A few years ago, the New York City Ballet soloist Georgina Pazcoguin and the arts administrator Phil Chan founded Final Bow for Yellowface, an initiative calling for an end to outdated, offensive portrayals of Asian people in ballet. What began with a mission to update the classical canon — most notably the section of “The Nutcracker” known as “Tea” — has since blossomed into a larger platform celebrating Asian dancers and choreographers.

Throughout May, for Asian American and Pacific Islander Heritage Month, yellowface.org is hosting 10,000 Dreams: Virtual Choreography Festival. Each day, the series features one short digital work by a choreographer of Asian descent. This weekend brings contributions from Jessica Chen (Friday), Keerati Jinakunwipat (Saturday) and Pallabi Chakravorty (Sunday). Final Bow has also partnered with Hubbard Street Dance Chicago to present “Unboxed,” for which three choreographers have dreamed up their own versions of “Tea.” The first two, by Yin Yue and Edwaard Liang, have been released; the third, by Peter Chu, arrives on Monday at hubbardstreetdance.com/unboxed.
SIOBHAN BURKE

Classical Music

A ‘Lady’ With Some Restraint

At first glance, Shostakovich’s opera “Lady Macbeth of Mtsensk” might seem easy to sell. It boasts lurid murders, explicit sensuality and broad satire — as well as a riotous orchestration.

Yet it’s more than pulp fiction.

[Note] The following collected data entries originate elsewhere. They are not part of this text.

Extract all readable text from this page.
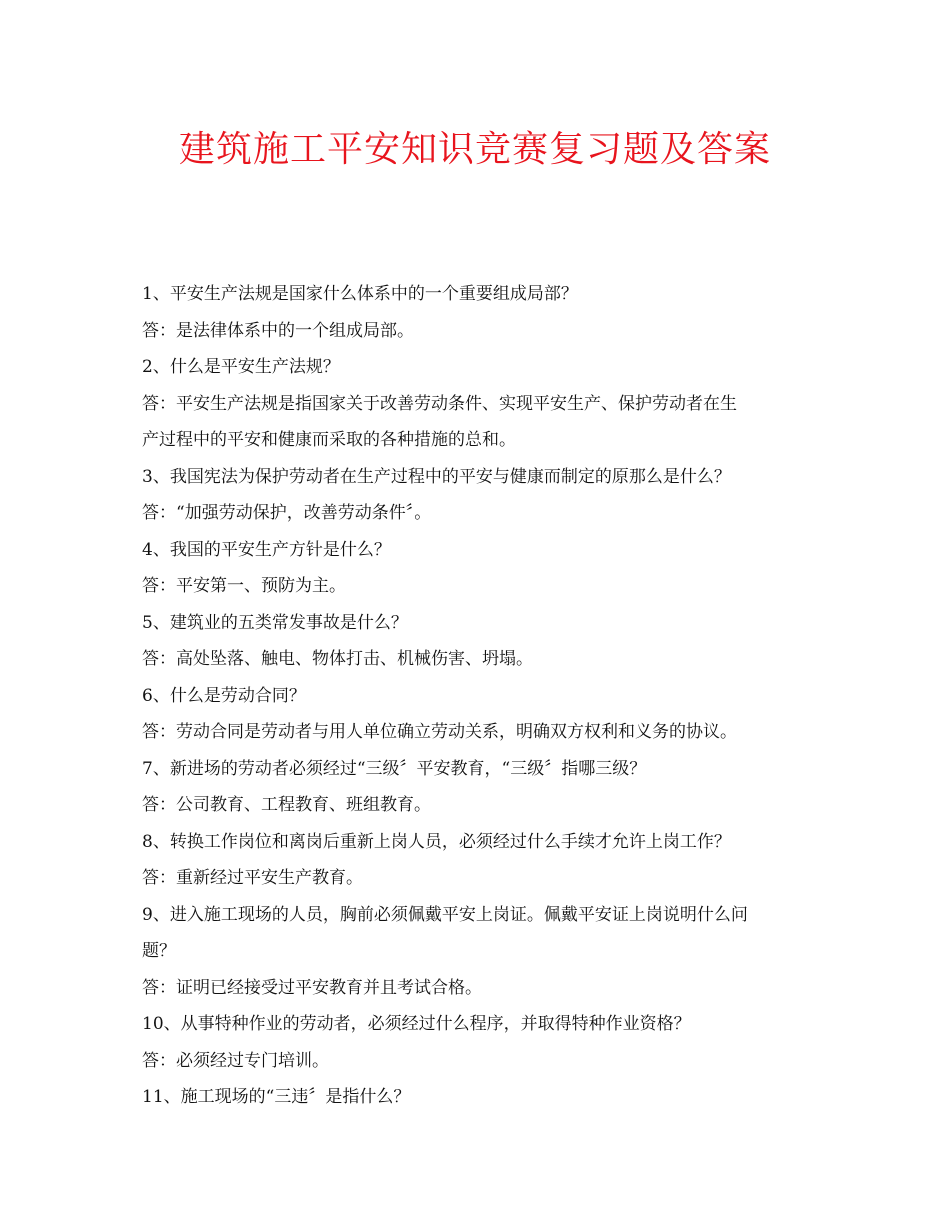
建筑施工平安知识竞赛复习题及答案

1、平安生产法规是国家什么体系中的一个重要组成局部？

答：是法律体系中的一个组成局部。

2、什么是平安生产法规？

答：平安生产法规是指国家关于改善劳动条件、实现平安生产、保护劳动者在生

产过程中的平安和健康而采取的各种措施的总和。

3、我国宪法为保护劳动者在生产过程中的平安与健康而制定的原那么是什么？

答：“加强劳动保护，改善劳动条件〞。

4、我国的平安生产方针是什么？

答：平安第一、预防为主。

5、建筑业的五类常发事故是什么？

答：高处坠落、触电、物体打击、机械伤害、坍塌。

6、什么是劳动合同？

答：劳动合同是劳动者与用人单位确立劳动关系，明确双方权利和义务的协议。

7、新进场的劳动者必须经过“三级〞平安教育，“三级〞指哪三级？

答：公司教育、工程教育、班组教育。

8、转换工作岗位和离岗后重新上岗人员，必须经过什么手续才允许上岗工作？

答：重新经过平安生产教育。

9、进入施工现场的人员，胸前必须佩戴平安上岗证。佩戴平安证上岗说明什么问

题？

答：证明已经接受过平安教育并且考试合格。

10、从事特种作业的劳动者，必须经过什么程序，并取得特种作业资格？

答：必须经过专门培训。

11、施工现场的“三违〞是指什么？
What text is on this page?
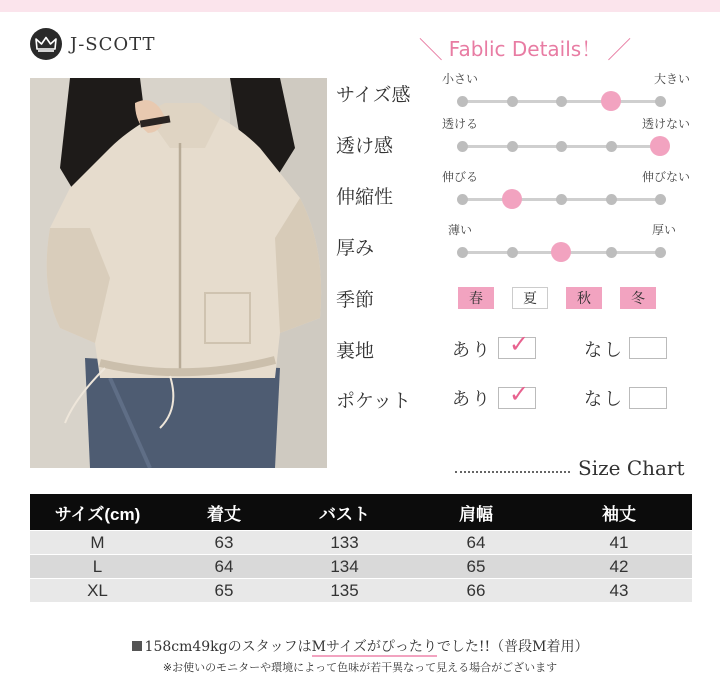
J-SCOTT	＼ Fablic Details！ ／
サイズ感
小さい	大きい
透け感
透ける	透けない
伸縮性
伸びる	伸びない
厚み
薄い	厚い
季節	春	夏	秋	冬
裏地	あり ✓	なし
ポケット あり ✓	なし
Size Chart
サイズ(cm)	着丈	バスト	肩幅	袖丈
M	63	133	64	41
L	64	134	65	42
XL	65	135	66	43
158cm49kgのスタッフはMサイズがぴったりでした!!（普段M着用）
※お使いのモニターや環境によって色味が若干異なって見える場合がございます
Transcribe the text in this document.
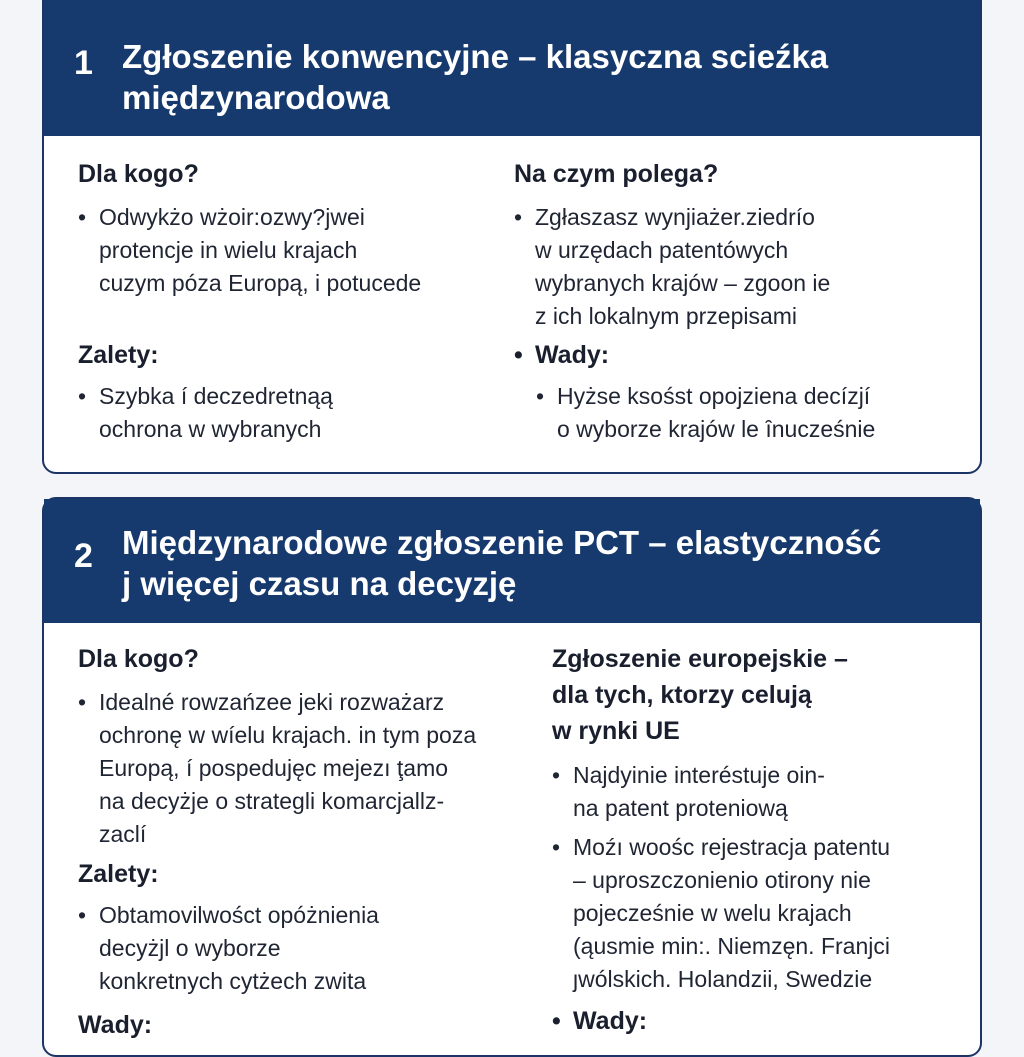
1 Zgłoszenie konwencyjne – klasyczna scieźka
międzynarodowa
Dla kogo?
• Odwykżo wżoir:ozwy?jwei
protencje in wielu krajach
cuzym póza Europą, i potucede
Na czym polega?
• Zgłaszasz wynjiażer.ziedrío
w urzędach patentówych
wybranych krajów – zgoon ie
z ich lokalnym przepisami
Zalety:
• Szybka í deczedretnąą
ochrona w wybranych
• Wady:
• Hyżse ksośst opojziena decízjí
o wyborze krajów le ȋnucześnie
2 Międzynarodowe zgłoszenie PCT – elastyczność
j więcej czasu na decyzję
Dla kogo?
• Idealné rowzańzee jeki rozważarz
ochronę w wíelu krajach. in tym poza
Europą, í pospedujęc mejezı ţamo
na decyżje o strategli komarcjallz-
zaclí
Zalety:
• Obtamovilwośct opóżnienia
decyżjl o wyborze
konkretnych cytżech zwita
Wady:
Zgłoszenie europejskie –
dla tych, ktorzy celują
w rynki UE
• Najdyinie interéstuje oin-
na patent proteniową
• Moźı woośc rejestracja patentu
– uproszczonienio otirony nie
pojecześnie w welu krajach
(ąusmie min:. Niemzęn. Franjci
ȷwólskich. Holandzii, Swedzie
• Wady:
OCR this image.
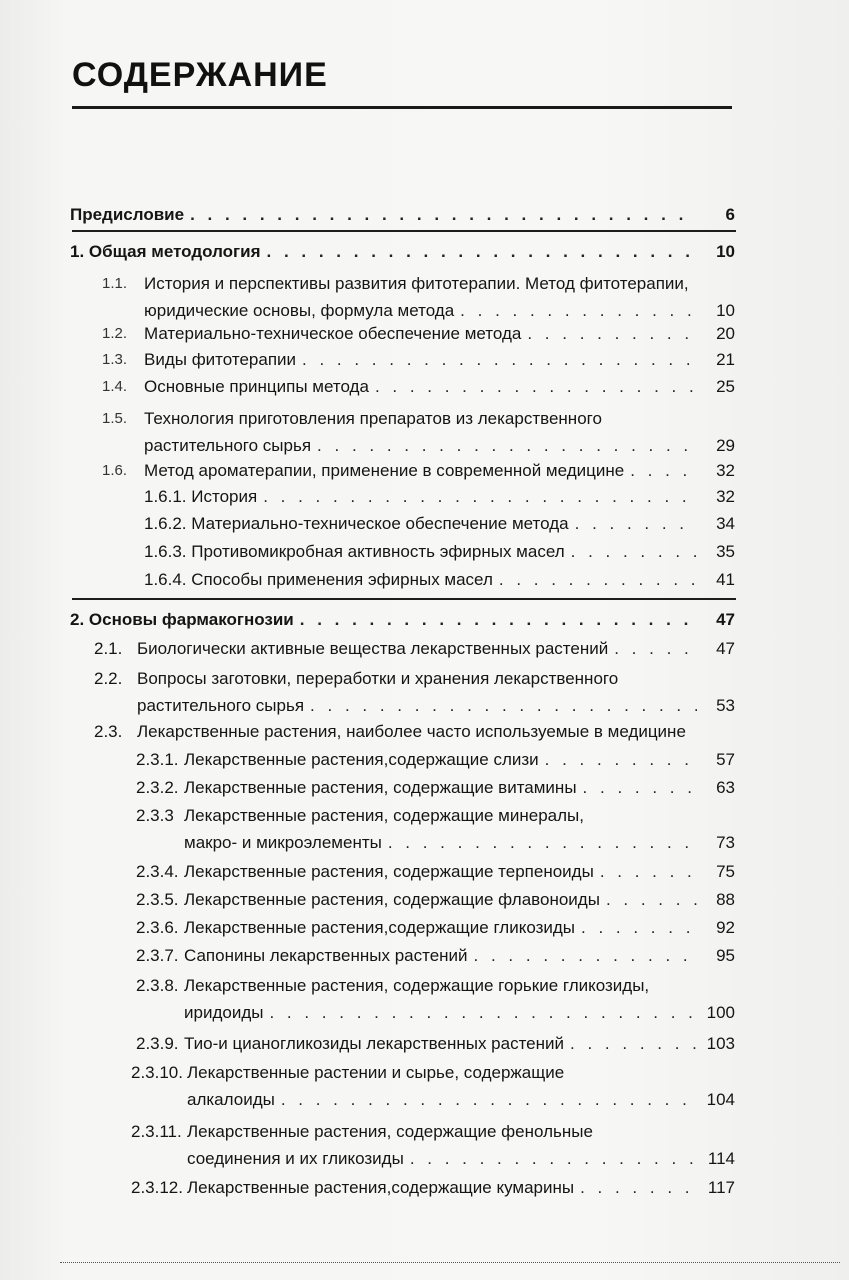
СОДЕРЖАНИЕ
Предисловие . . .	6
1. Общая методология . . .	10
1.1. История и перспективы развития фитотерапии. Метод фитотерапии,
юридические основы, формула метода . . .	10
1.2. Материально-техническое обеспечение метода . . .	20
1.3. Виды фитотерапии . . .	21
1.4. Основные принципы метода . . .	25
1.5. Технология приготовления препаратов из лекарственного
растительного сырья . . .	29
1.6. Метод ароматерапии, применение в современной медицине . . .	32
1.6.1. История . . .	32
1.6.2. Материально-техническое обеспечение метода . . .	34
1.6.3. Противомикробная активность эфирных масел . . .	35
1.6.4. Способы применения эфирных масел . . .	41
2. Основы фармакогнозии . . .	47
2.1. Биологически активные вещества лекарственных растений . . .	47
2.2. Вопросы заготовки, переработки и хранения лекарственного
растительного сырья . . .	53
2.3. Лекарственные растения, наиболее часто используемые в медицине
2.3.1. Лекарственные растения,содержащие слизи . . .	57
2.3.2. Лекарственные растения, содержащие витамины . . .	63
2.3.3 Лекарственные растения, содержащие минералы,
макро- и микроэлементы . . .	73
2.3.4. Лекарственные растения, содержащие терпеноиды . . .	75
2.3.5. Лекарственные растения, содержащие флавоноиды . . .	88
2.3.6. Лекарственные растения,содержащие гликозиды . . .	92
2.3.7. Сапонины лекарственных растений . . .	95
2.3.8. Лекарственные растения, содержащие горькие гликозиды,
иридоиды . . .	100
2.3.9. Тио-и цианогликозиды лекарственных растений . . .	103
2.3.10. Лекарственные растении и сырье, содержащие
алкалоиды . . .	104
2.3.11. Лекарственные растения, содержащие фенольные
соединения и их гликозиды . . .	114
2.3.12. Лекарственные растения,содержащие кумарины . . .	117
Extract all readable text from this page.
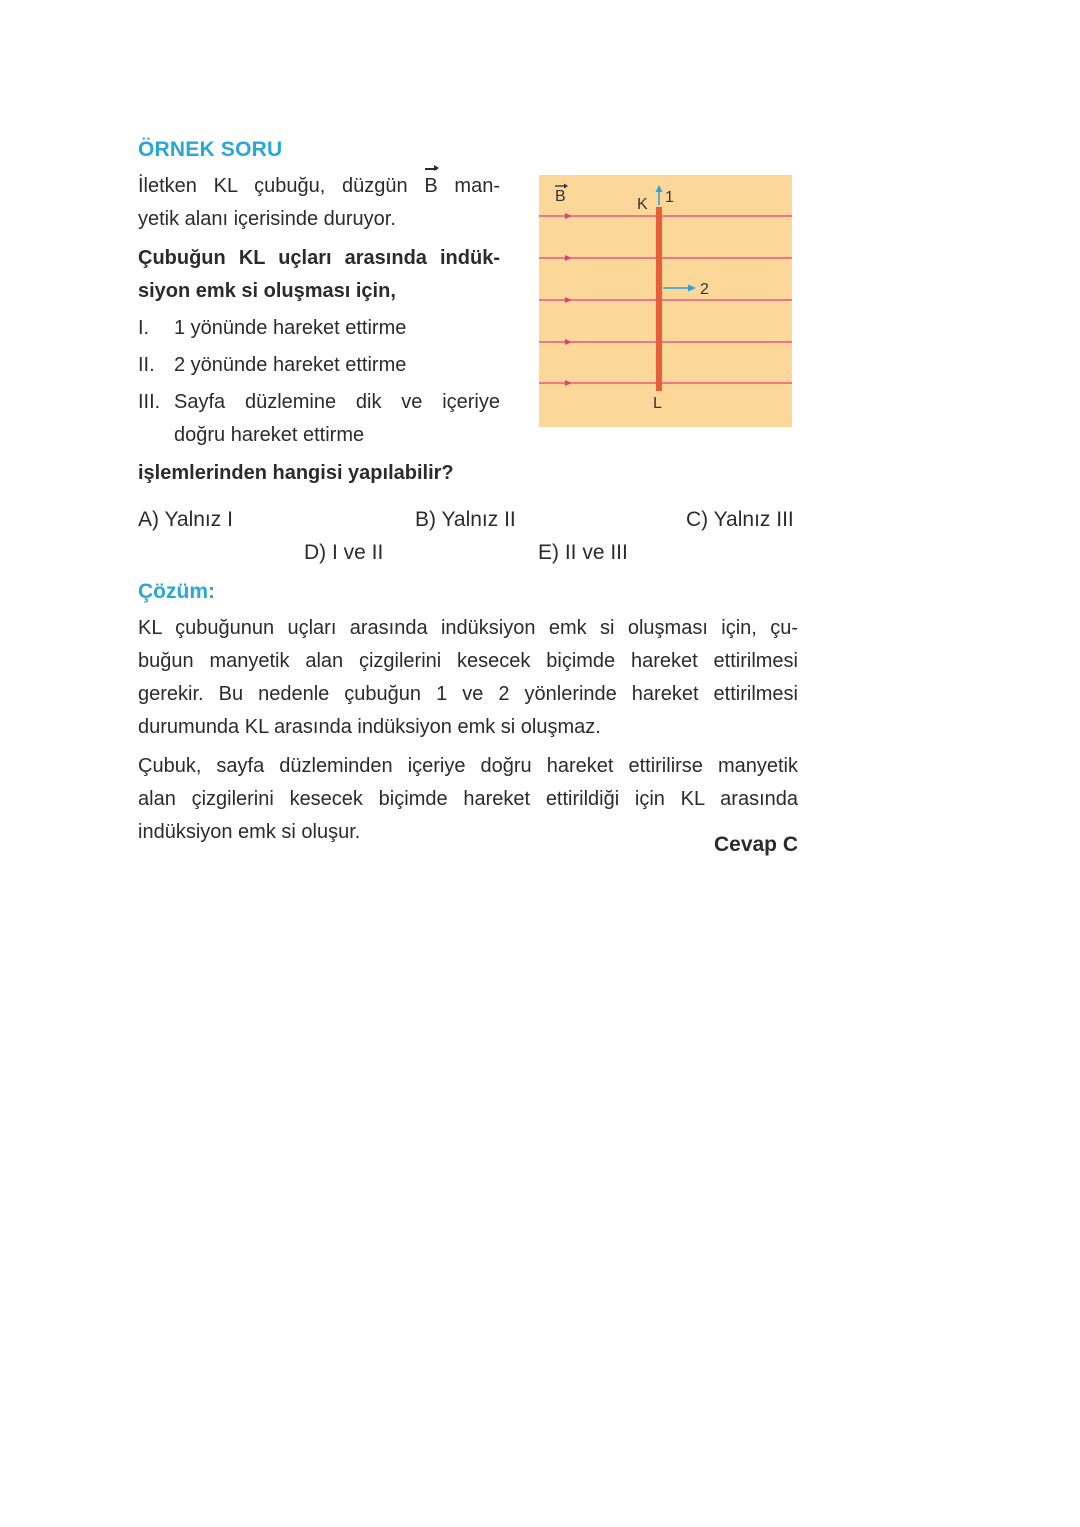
ÖRNEK SORU
İletken KL çubuğu, düzgün B man-
yetik alanı içerisinde duruyor.
Çubuğun KL uçları arasında indük-
siyon emk si oluşması için,
I. 1 yönünde hareket ettirme
II. 2 yönünde hareket ettirme
III. Sayfa düzlemine dik ve içeriye
doğru hareket ettirme
işlemlerinden hangisi yapılabilir?
A) Yalnız I	B) Yalnız II	C) Yalnız III
D) I ve II	E) II ve III
B	K
L
1
2
Çözüm:
KL çubuğunun uçları arasında indüksiyon emk si oluşması için, çu-
buğun manyetik alan çizgilerini kesecek biçimde hareket ettirilmesi
gerekir. Bu nedenle çubuğun 1 ve 2 yönlerinde hareket ettirilmesi
durumunda KL arasında indüksiyon emk si oluşmaz.
Çubuk, sayfa düzleminden içeriye doğru hareket ettirilirse manyetik
alan çizgilerini kesecek biçimde hareket ettirildiği için KL arasında
indüksiyon emk si oluşur.
Cevap C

The lead character (actual name: Katerina) needs to do more than suffer claustral domesticity and physical assaults before she deals out violence in turn. The opera works best when hints of defiant idealism are allowed to creep in. So it’s thanks chiefly to the approach of the mezzo-soprano Chrystal E. Williams that a 2019 performance, newly streaming on the website operavision.eu and its YouTube channel, works so well.

Staged by the director Graham Vick in an English translation, and performed by the Birmingham Opera Company in a “disused, iconic nightclub,” Williams is given plenty of space to bring across the physicality inherent in the role, though she and Vick stop short of the grind-house ambience courted in the director Martin Kusej’s famous approach. Easing up on the Grand Guignol allows the crushing final scenes to hit even harder.
SETH COLTER WALLS

Theater

Tales of the Asian Diaspora

Celebrate the final full week of Asian American and Pacific Islander Heritage Month with two digital offerings from Ma-Yi Theater Company on its broadcast studio and streaming platform at ma-yistudios.com.

From Thursday to Sunday it will broadcast a reading of Daniel K. Isaac’s “ONCE UPON A (korean) TIME.” Isaac, an actor known for his sensitive stage and screen performances, shows a deft, delicate touch as a playwright, imbuing his characters with a love of history and tradition in a tale about a Korean girl trying to make sense of the chaos around her. Tickets are between $5 and $50, and proceeds will fund a future production of the play.

Through May 31 the platform is also offering “Vancouver,” an endlessly moving puppet play written and directed by Ma-Yi’s artistic director, Ralph B. Peña. The intimate story shares the plight of a Japanese family as they relocate to the Pacific Northwest in search of a place to call home. You can watch the play for free, but donations are encouraged.